Mr Keith said the inquiry had asked the Cabinet Office to return Mr Johnson’s notebooks to him by June 12 to start a similar inspection process so it can “compare them to the redacted copies already provided by the Cabinet Office”.

Mr Johnson’s locked former phone had also been handed to the government with the hope of obtaining his messages before May 2021, Mr Keith said.

“Neither Mr Johnson nor the inquiry has the technical expertise to ensure the contents of the phone can be downloaded safely and properly, particularly bearing in mind the overarching need to ensure no damage is done to national security.
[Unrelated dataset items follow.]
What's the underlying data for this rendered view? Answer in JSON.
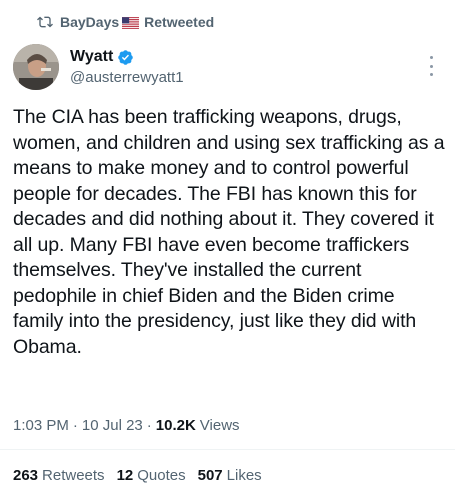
{
  "retweet_banner": {
    "user": "BayDays",
    "label": "Retweeted",
    "icon": "retweet-icon",
    "flag": "us-flag-icon"
  },
  "author": {
    "display_name": "Wyatt",
    "handle": "@austerrewyatt1",
    "verified": true,
    "verified_color": "#1d9bf0"
  },
  "tweet": {
    "text": "The CIA has been trafficking weapons, drugs, women, and children and using sex trafficking as a means to make money and to control powerful people for decades. The FBI has known this for decades and did nothing about it. They covered it all up. Many FBI have even become traffickers themselves. They've installed the current pedophile in chief Biden and the Biden crime family into the presidency, just like they did with Obama."
  },
  "meta": {
    "time": "1:03 PM",
    "sep1": "·",
    "date": "10 Jul 23",
    "sep2": "·",
    "views_count": "10.2K",
    "views_label": "Views"
  },
  "stats": {
    "retweets_count": "263",
    "retweets_label": "Retweets",
    "quotes_count": "12",
    "quotes_label": "Quotes",
    "likes_count": "507",
    "likes_label": "Likes"
  },
  "colors": {
    "text_primary": "#0f1419",
    "text_secondary": "#536471",
    "divider": "#eff3f4"
  }
}
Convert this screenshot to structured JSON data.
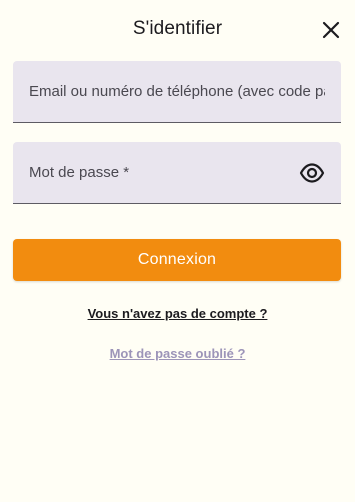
{
  "header": {
    "title": "S'identifier",
    "close_icon": "close-icon"
  },
  "form": {
    "email": {
      "placeholder": "Email ou numéro de téléphone (avec code pays +XX)",
      "value": ""
    },
    "password": {
      "placeholder": "Mot de passe *",
      "value": "",
      "toggle_icon": "eye-icon"
    },
    "submit_label": "Connexion"
  },
  "links": {
    "signup": "Vous n'avez pas de compte ?",
    "forgot": "Mot de passe oublié ?"
  },
  "colors": {
    "background": "#fffef5",
    "field_background": "#e9e5ee",
    "accent": "#f28c0f",
    "link_muted": "#9c94b8"
  }
}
“We have therefore agreed that this phone should be provided to the appropriate personnel in government for its contents to be downloaded.

“We have asked the Cabinet Office, in liaison with Mr Johnson and those government personnel, to obtain the phone without delay, to confirm in writing the process by which it will be examined and to give confirmation that it, like the diaries and the notebooks and the WhatsApps, will be accessed fully.

“That is to say, there will be no redactions made to the contents, other than in relation to national security, before we may view it.”

The government yesterday outlined its reasons for seeking a judicial review with a statement in parliament.

Paymaster general Jeremy Quin sought to reassure MPs that the government’s legal action did not “touch on the government’s confidence in the inquiry” but was instead about a “narrow and technical point of law”.

He also confirmed that the first court hearing of the judicial review would take place “on or shortly after June 30”.